It looks like you've uploaded a mathematical problem in Persian, involving multiple integrals. Let's break it down and solve the following integrals:

1. $\int_{-3}^{3} \int_{0}^{\frac{\pi}{2}} \left( y + y^2 \cos(x) \right) \, dx \, dy$
2. $\int_{0}^{1} \int_{0}^{1} e^{x+y} \, dx \, dy$
3. $\int_{1}^{2} \int_{x}^{e} e^{\frac{x}{y}} \, dy \, dx$

I will now proceed to solve each integral step-by-step. sympy import symbols, integrate, cos, exp, pi, E

Defining the variables

x, y = symbols('x y')

Solving the first integral

integral1 = integrate(integrate(y + y**2 * cos(x), (x, 0, pi/2)), (y, -3, 3))

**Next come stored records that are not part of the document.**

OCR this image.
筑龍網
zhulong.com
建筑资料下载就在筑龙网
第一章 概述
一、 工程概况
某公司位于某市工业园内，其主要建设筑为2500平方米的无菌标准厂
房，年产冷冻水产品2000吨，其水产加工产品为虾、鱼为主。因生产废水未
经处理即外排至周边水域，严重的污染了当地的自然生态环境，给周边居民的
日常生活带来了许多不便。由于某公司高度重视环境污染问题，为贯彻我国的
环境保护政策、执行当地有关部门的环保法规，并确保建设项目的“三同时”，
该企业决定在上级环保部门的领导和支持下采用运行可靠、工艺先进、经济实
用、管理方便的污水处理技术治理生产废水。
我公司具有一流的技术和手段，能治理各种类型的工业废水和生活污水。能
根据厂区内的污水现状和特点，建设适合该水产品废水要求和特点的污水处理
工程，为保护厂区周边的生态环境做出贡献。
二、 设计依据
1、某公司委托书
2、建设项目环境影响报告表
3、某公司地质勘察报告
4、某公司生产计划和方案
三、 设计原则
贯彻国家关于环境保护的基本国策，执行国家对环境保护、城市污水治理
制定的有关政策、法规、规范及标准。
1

Solving the second integral

integral2 = integrate(integrate(exp(x + y), (x, 0, 1)), (y, 0, 1))

Solving the third integral

integral3 = integrate(integrate(exp(x/y), (y, x, E)), (x, 1, 2))

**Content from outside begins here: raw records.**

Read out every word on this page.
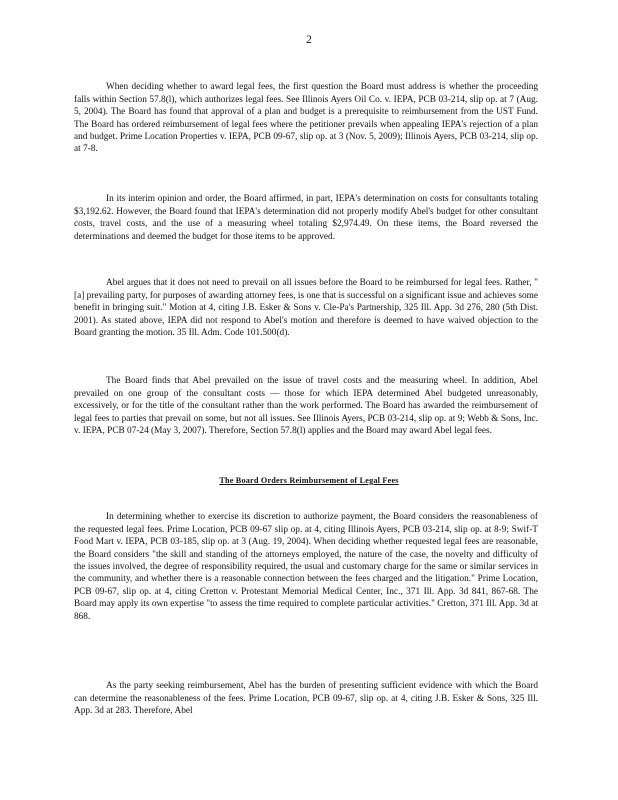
2

When deciding whether to award legal fees, the first question the Board must address is whether the proceeding falls within Section 57.8(l), which authorizes legal fees. See Illinois Ayers Oil Co. v. IEPA, PCB 03-214, slip op. at 7 (Aug. 5, 2004). The Board has found that approval of a plan and budget is a prerequisite to reimbursement from the UST Fund. The Board has ordered reimbursement of legal fees where the petitioner prevails when appealing IEPA's rejection of a plan and budget. Prime Location Properties v. IEPA, PCB 09-67, slip op. at 3 (Nov. 5, 2009); Illinois Ayers, PCB 03-214, slip op. at 7-8.

In its interim opinion and order, the Board affirmed, in part, IEPA's determination on costs for consultants totaling $3,192.62. However, the Board found that IEPA's determination did not properly modify Abel's budget for other consultant costs, travel costs, and the use of a measuring wheel totaling $2,974.49. On these items, the Board reversed the determinations and deemed the budget for those items to be approved.

Abel argues that it does not need to prevail on all issues before the Board to be reimbursed for legal fees. Rather, "[a] prevailing party, for purposes of awarding attorney fees, is one that is successful on a significant issue and achieves some benefit in bringing suit." Motion at 4, citing J.B. Esker & Sons v. Cle-Pa's Partnership, 325 Ill. App. 3d 276, 280 (5th Dist. 2001). As stated above, IEPA did not respond to Abel's motion and therefore is deemed to have waived objection to the Board granting the motion. 35 Ill. Adm. Code 101.500(d).

The Board finds that Abel prevailed on the issue of travel costs and the measuring wheel. In addition, Abel prevailed on one group of the consultant costs — those for which IEPA determined Abel budgeted unreasonably, excessively, or for the title of the consultant rather than the work performed. The Board has awarded the reimbursement of legal fees to parties that prevail on some, but not all issues. See Illinois Ayers, PCB 03-214, slip op. at 9; Webb & Sons, Inc. v. IEPA, PCB 07-24 (May 3, 2007). Therefore, Section 57.8(l) applies and the Board may award Abel legal fees.

The Board Orders Reimbursement of Legal Fees

In determining whether to exercise its discretion to authorize payment, the Board considers the reasonableness of the requested legal fees. Prime Location, PCB 09-67 slip op. at 4, citing Illinois Ayers, PCB 03-214, slip op. at 8-9; Swif-T Food Mart v. IEPA, PCB 03-185, slip op. at 3 (Aug. 19, 2004). When deciding whether requested legal fees are reasonable, the Board considers "the skill and standing of the attorneys employed, the nature of the case, the novelty and difficulty of the issues involved, the degree of responsibility required, the usual and customary charge for the same or similar services in the community, and whether there is a reasonable connection between the fees charged and the litigation." Prime Location, PCB 09-67, slip op. at 4, citing Cretton v. Protestant Memorial Medical Center, Inc., 371 Ill. App. 3d 841, 867-68. The Board may apply its own expertise "to assess the time required to complete particular activities." Cretton, 371 Ill. App. 3d at 868.

As the party seeking reimbursement, Abel has the burden of presenting sufficient evidence with which the Board can determine the reasonableness of the fees. Prime Location, PCB 09-67, slip op. at 4, citing J.B. Esker & Sons, 325 Ill. App. 3d at 283. Therefore, Abel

integral1, integral2, integral3Here are the results for the integrals:

1. The result of the first integral is $18$.
2. The result of the second integral is $-e + 1 + e \cdot (-1 + e)$.
3. The third integral has a more complex result involving the Exponential Integral (Ei function):

- \frac{e^2 \cdot e^{e^{-1}}}{2} - \frac{3e}{2} - 2 \cdot Ei(2e^{-1}) - \frac{e \cdot e^{e^{-1}}}{2} + \frac{Ei(e^{-1})}{2} + \frac{3 \cdot Ei(1)}{2} + \frac{e \cdot e^{2e^{-1}}}}{2} + \frac{e^2 \cdot e^{2e^{-1}}}{2}

Would you like further details on any of these integrals or additional clarifications?

Here are some related questions you might explore:

1. How do you apply the Exponential Integral (Ei) function in integrals?
2. What are the properties of definite integrals involving trigonometric functions?
3. How do we simplify double integrals involving exponential functions?
4. How does the change of limits affect the evaluation of integrals?
5. What is the physical interpretation of these integrals in different contexts?

Tip: Always break down complex integrals step by step, especially when combining functions like exponential and trigonometric terms!